A Festa aproxima-se a passos largos. Faz sentido entrar em alguns pormenores relativamente invisíveis, que muitos desconhecerão, relacionados com a Bugiada.
Antes de mais:
Quer o Velho quer o Reimoeiro são escolhidos e designados pela Comissão de Festas, tarefa este ano assumida pela Casa do Bugio, de acordo com os respectivos estatutos, e tendo como Juíz da Festa o empresário brasileiro, natural de Sobrado, Generoso Ferreira das Neves.
O critério primeiro para a escola destes lugares é o da antiguidade.
A partir do momento em que essa escolha se efectua, uma série de atribuições e responsabilidades competem a cada um destes altos postos. Assim:

O Velho da Bugiada:

- escolhe e designa os Guias e os Rabos
- arranja os músicos que acompanham a Bugiada
- assegura o cavalo que correrá as Embaixadas
- arranja os burros para a Sementeira
- escolhe os Advogados
- designa os Bugios que vão para cima do Castelo, controlam e dão a pólvora, dão os fulminantes e usam a vassoura
- designa as crianças que irão despedir-se do Velho e limpar-lhe as "bagadas"
- designa os que transmitem as mensagens ao Embaixador ("folhas")
- compete-lhe igualmente arranjar a pólvora, a corda para os instrumentos dos músicos
- cabe-lhe ainda arranjar os pinheiros para os dois castelos.

O Reimoeiro:

- designa os Guias, Meios e Rabos
- distribui as fardas da Comissão
- arranja "espadins", polainas e plumas (a Comissão não os tem em número bastante)
- arranja o "Caixa" que acompanha as danças dos Mourisqueiros.

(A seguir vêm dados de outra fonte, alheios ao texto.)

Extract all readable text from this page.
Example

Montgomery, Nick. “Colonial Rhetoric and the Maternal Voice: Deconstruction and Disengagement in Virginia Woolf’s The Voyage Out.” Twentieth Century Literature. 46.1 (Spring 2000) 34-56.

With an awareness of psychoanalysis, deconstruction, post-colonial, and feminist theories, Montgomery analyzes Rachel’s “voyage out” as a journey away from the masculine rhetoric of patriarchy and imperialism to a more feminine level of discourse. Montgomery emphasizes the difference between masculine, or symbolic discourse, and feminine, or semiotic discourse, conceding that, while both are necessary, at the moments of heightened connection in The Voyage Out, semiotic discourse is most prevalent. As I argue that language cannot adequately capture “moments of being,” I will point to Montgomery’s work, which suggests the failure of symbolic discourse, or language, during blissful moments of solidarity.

quinta-feira, maio 12, 2005

Os que escrevem sobre a Bugiada - III

O Prof. António Custódio Gonçalves, num texto de meados dos anos 80, na Revista da Faculdade de Letras/Geografia, do Porto (I Série, Vol. I, 1985, pp.35-45), intitualado "Simbolização da violência social", refere-se a formas simbólicas de violência. A propósito das formas de ritualização (e esteticização) da violência, nomeadamente nas sociedades tradicionais (e não só), escreve o autor:

"Todos nós conhecemos certamente o ritual da 'bugiada', que se pratica na povoação do Sobrado, do concelho de Valongo. Todos os anos, Sobrado é palco duma 'arte marcial', imitada e repetida ao longo dos séculos, entre cristãos (que dão pelo nome de 'bugios') e mouros (grupo dos 'mourisqueiros' comandado pelo 'Reimoeiro' ou Rei Mouro). Para além dos ritos de fertilidade, o ritual da 'Dança do Cego' põe em cena o conflito e o constante refazer dos desequilíbrios da vida colectiva, sem que tal dinâmica lúdica acarrete a negação ou o aniquilamento de qualquer das partes em tensão: jogo altamente participado pela colectividade em que esta é aspergida por lama e excrementos".

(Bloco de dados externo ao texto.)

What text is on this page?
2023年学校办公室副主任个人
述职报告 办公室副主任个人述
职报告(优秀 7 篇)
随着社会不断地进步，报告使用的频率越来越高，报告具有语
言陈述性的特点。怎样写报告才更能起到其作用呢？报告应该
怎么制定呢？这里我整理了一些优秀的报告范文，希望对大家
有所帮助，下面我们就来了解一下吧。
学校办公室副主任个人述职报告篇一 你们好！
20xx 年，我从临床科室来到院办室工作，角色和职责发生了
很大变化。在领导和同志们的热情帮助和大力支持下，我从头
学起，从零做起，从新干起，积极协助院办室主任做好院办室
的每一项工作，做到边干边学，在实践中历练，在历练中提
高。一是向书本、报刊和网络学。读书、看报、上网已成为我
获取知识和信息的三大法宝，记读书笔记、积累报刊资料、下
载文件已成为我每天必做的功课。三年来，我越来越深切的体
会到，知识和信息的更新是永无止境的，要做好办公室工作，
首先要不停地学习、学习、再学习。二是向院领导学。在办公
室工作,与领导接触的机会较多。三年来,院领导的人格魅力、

quarta-feira, maio 11, 2005

Os que escrevem sobre a Bugiada - II

Encontrei no weblog Adverb, de um americano "expatriado" em Portugal (de facto, alguém que se apaixonou por uma jornalista portuguesa), esta referência à festa de Sobrado, datada de 24 de Junho de 2003 (as fotos que colheu não se encontram disponíveis, presentemente):

"Missed the hammerfest last night, but made it to the Festa de S. João in the neighboring village of S. João de Sobrado today for the Procissão de S. João. (Procession of St. John) and the Dança Entrada de Mour e Bugios (Dancing Entrance of the Moors and the Bugios). The event is a parade, half religious and half, if I understand it correctly, a celebration of the role played by the Bugios in the defeat of the Moors in Portugal during the Middle Ages.No one I spoke to today had a clear idea of exactly who or what the Bugios were, or what role they played in defeating the Moors, but in the Dança Entrada de Mour e Bugios segment of the parade the Bugios were represented by a hundred or so men dressed in bright red costumes and a variety of festive masks. The program stated that both the Bugios and the Moors would 'enter dancing', but I couldn't tell who was supposed to be a Moor since they all wore essentially the same bright red military-style costume. Maybe the distinction was in the masks since I doubt that a Moor ever wore a bright red military uniform.An image of the religious portion of the parade. The icon is S. João."

segunda-feira, maio 09, 2005

Os que escrevem sobre a Bugiada - I

Encontrei, numa publicação intitulada Vida Lusa, de Setembro de 2003, disponível na Internet, a seguinte apresentação da Festa de S. João de Sobrado:

"Já que está em Valongo, pode dar um salto a Campo, para ver as minas de lousa, e a Sobrado, onde se realiza ainda uma das mais espantosas festas portuguesas e da própria Europa : um ritual a que deram o nome de “Bugiada”.
Na sua génese estará a sagração do Verão, representada através de uma guerre entre “Bugios” e “Mouriscos”, no dia de São João (24 de Junho). Os “Bugios”, que representam os cristãos antigos, mascaram-se e, como nas festas transmontanas dos Rapazes e dos Caretos, aproveitam o anonimato da máscara para as mais diversas partidas e críticas sociais.
Os “Mouriscos”, fardados e sisudos, em geral interpretados por rapazes solteiros, representam os mouros que habitavam na serra. E uma guerra entre o Bem e o Mal, mas em que os bons parecem muito mais sujos, desorganizados e travessos que os maus. E a derrota dos “Mouriscos” no fim da festa não é definitiva : depois de desbaratados pelo dragão dos “Bugios”, reorganizam-se no adro da igreja. Para o ano tudo recomecerá, pois a luta entre a Vida e a Morte, entre o Bem e o Mal, entre o Verão e o Inverno é eterna…"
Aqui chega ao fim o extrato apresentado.